Complex conversations around race, class, and gender that have been happening behind the closed doors of academia for decades are now becoming part of the wider cultural vernacular–one pithy tweet at a time. With these important online conversations, not only are Black women influencing popular culture and creating sociopolitical movements; they are also galvanizing a new generation to learn and engage in Black feminist thought and theory, and inspiring change in communities around them.

Review:

I’m not sure how I want explain this book. It’s always hard when a book doesn’t turn out to be what you expect, not bad but not what you picked it up for. I expected to read about modern Black feminists and I did, but not as much as I’d hoped and expected.
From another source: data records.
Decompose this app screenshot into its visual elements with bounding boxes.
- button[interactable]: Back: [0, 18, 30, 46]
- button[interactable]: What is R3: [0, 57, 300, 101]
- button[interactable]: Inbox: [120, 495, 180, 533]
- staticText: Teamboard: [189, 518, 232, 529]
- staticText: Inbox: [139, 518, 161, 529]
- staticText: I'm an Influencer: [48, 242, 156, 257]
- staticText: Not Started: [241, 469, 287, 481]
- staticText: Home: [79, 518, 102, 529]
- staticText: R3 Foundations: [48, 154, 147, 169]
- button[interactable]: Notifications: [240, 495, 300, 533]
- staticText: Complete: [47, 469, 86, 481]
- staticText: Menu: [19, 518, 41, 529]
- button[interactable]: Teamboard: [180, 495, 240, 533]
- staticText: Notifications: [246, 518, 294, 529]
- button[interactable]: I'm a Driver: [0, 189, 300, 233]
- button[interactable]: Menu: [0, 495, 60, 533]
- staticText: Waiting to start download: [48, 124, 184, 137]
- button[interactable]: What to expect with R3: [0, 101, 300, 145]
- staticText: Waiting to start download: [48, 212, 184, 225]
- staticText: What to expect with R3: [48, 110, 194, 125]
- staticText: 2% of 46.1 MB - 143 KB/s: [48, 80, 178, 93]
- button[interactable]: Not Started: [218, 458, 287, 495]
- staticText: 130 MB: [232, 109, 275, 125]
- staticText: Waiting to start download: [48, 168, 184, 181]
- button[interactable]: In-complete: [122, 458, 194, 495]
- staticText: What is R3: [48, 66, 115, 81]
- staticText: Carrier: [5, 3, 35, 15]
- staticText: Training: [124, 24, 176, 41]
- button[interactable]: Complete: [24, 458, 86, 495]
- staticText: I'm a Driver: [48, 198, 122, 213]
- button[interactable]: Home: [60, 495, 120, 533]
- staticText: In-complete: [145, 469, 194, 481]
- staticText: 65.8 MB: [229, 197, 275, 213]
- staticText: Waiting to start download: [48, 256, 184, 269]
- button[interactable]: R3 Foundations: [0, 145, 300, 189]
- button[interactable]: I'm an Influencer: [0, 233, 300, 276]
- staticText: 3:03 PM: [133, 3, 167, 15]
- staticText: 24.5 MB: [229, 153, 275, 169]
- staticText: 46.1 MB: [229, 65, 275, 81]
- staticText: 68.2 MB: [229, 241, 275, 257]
I’d say this book is 50% memoir and of the remaining 50%, half of that is about Black women leading the way in making Twitter a viable and vibrant digital space and half is about Black feminism in that space. All of which is in the title, but I didn’t pick the book up expecting only a quarter of it to be directly about Black feminists.

Having said all of that, I thought the book was interesting. I am a white woman and a feminist. I try very hard to be aware of my privilege and avoid being a White Feminist. But privilege has an insidious way of being invisible until something is pointed out to you. So, in this way, I thought the book useful, chapter 10 (Mammy 2.0) especially.

All in all, not a bad read just not the one I was looking for.